Last week investors sold gold as the hawkish Fed sent the price lower according to ETF Securities in their weekly flow analysis.

Last week investors sold gold as the hawkish Fed sent the price lower according to ETF Securities in their weekly flow analysis. The firm reports USD96.3 million of outflows from long gold ETPs last week.

This was the first weekly outflow in five weeks. The Fed Fund futures implied probability of a rate rise this month went from 40 per cent at the beginning of the week to 90 per cent by the end of the week.

Better-than-expected ISM manufacturing, consumer confidence, durable goods orders and core PCE inflation data released last week was seen to provide the Fed ammunition, ETF Securities writes.

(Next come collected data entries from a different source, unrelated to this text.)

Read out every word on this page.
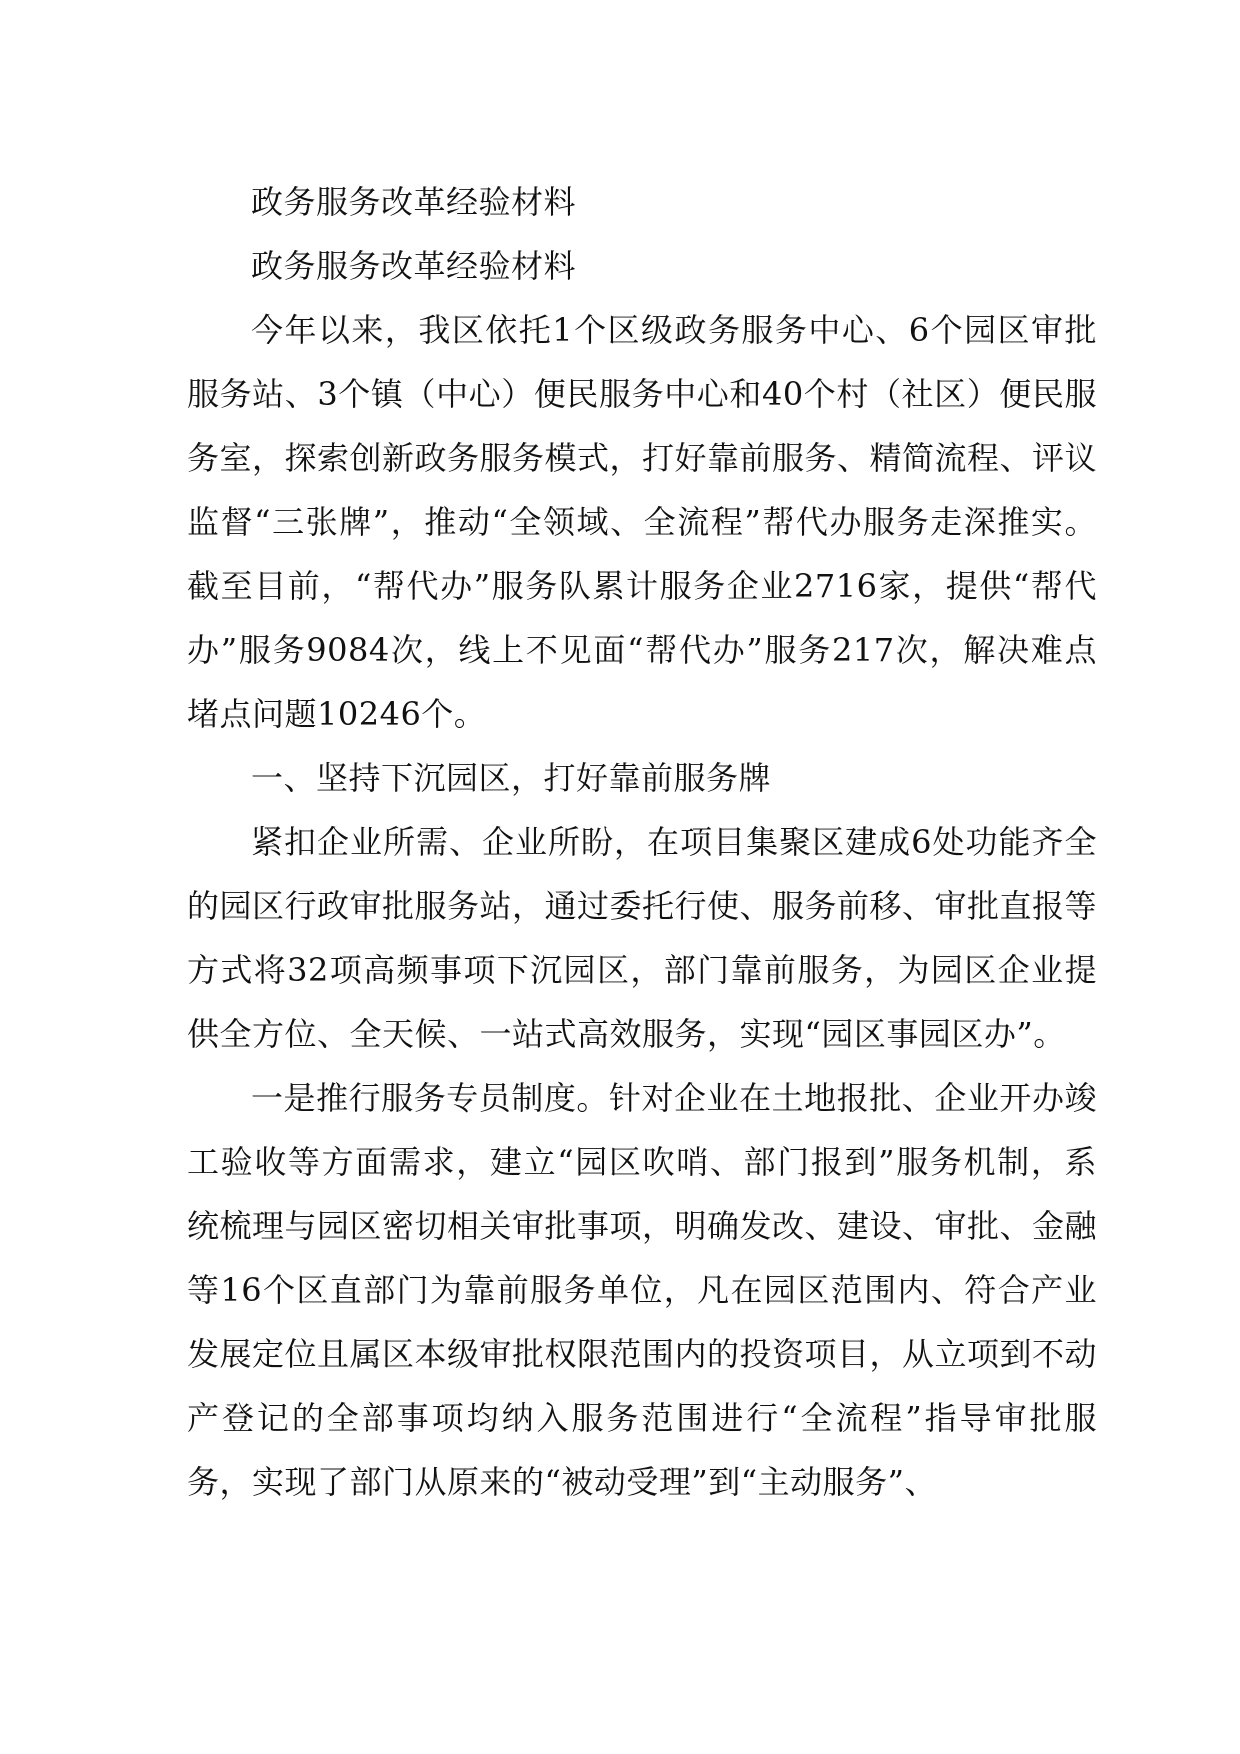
政务服务改革经验材料

政务服务改革经验材料

今年以来，我区依托1个区级政务服务中心、6个园区审批服务站、3个镇（中心）便民服务中心和40个村（社区）便民服务室，探索创新政务服务模式，打好靠前服务、精简流程、评议监督“三张牌”，推动“全领域、全流程”帮代办服务走深推实。截至目前，“帮代办”服务队累计服务企业2716家，提供“帮代办”服务9084次，线上不见面“帮代办”服务217次，解决难点堵点问题10246个。

一、坚持下沉园区，打好靠前服务牌

紧扣企业所需、企业所盼，在项目集聚区建成6处功能齐全的园区行政审批服务站，通过委托行使、服务前移、审批直报等方式将32项高频事项下沉园区，部门靠前服务，为园区企业提供全方位、全天候、一站式高效服务，实现“园区事园区办”。

一是推行服务专员制度。针对企业在土地报批、企业开办竣工验收等方面需求，建立“园区吹哨、部门报到”服务机制，系统梳理与园区密切相关审批事项，明确发改、建设、审批、金融等16个区直部门为靠前服务单位，凡在园区范围内、符合产业发展定位且属区本级审批权限范围内的投资项目，从立项到不动产登记的全部事项均纳入服务范围进行“全流程”指导审批服务，实现了部门从原来的“被动受理”到“主动服务”、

A strong reading in this week’s payroll data may give another reason for the Fed to move higher at its March 15th meeting. While gold held steady in the first half of the week amid the burgeoning political risks around Europe, Macron’s announcement of his policy platform unwound part of the ‘fear trade’ as markets cheered on his centrist appeal.

Gold ended the week 1.8 per cent down. “We still believe that even if the Fed raises rates this month, elevated inflationary pressure will keep a lid on real interest rates, which will be gold price supportive in the first half of the year.”

ETF Securities writes that technology themed equity ETPs continue to gain favour. Inflows into robotic and cybersecurity themed equity ETPs continued unabated last week with USD7.9 million into robotics and USD16.2 million into cybersecurity ETPs. Inflows into cybersecurity were at their highest since inception.

“We saw the first weekly inflows into crude oil ETPs in five weeks as investors bought USD20.9 million of long oil ETPs on a price dip of 1.2 per cent,” ETF Securities writes.

“Despite OPEC’s efforts to cut production, US oil continues to grow and inventories are elevated, weighing on oil price.”
Within industrial metals there was some diversification last week. “While investors sold USD15.5 million of nickel and USD12.5 million of zinc ETPs, they bought USD15.9 million of diversified industrial metal basket ETPs.

The firm concludes that picking the individual winners in industrial metals appears more difficult when prices are so volatile, but the broad theme of tightening supply and rising demand is set to benefit the commodity sub-sector.

Last week saw the largest inflows into short FTSE ETFs since July 2016, ETF Securities says. “Inflows into short FTSE ETFs of USD5.8 million were the highest since the post-referendum month of July 2016. As the House of Lords rejected certain parts of the Brexit Bill, the market is preparing for continued tussles between the government and the second chamber of parliament.”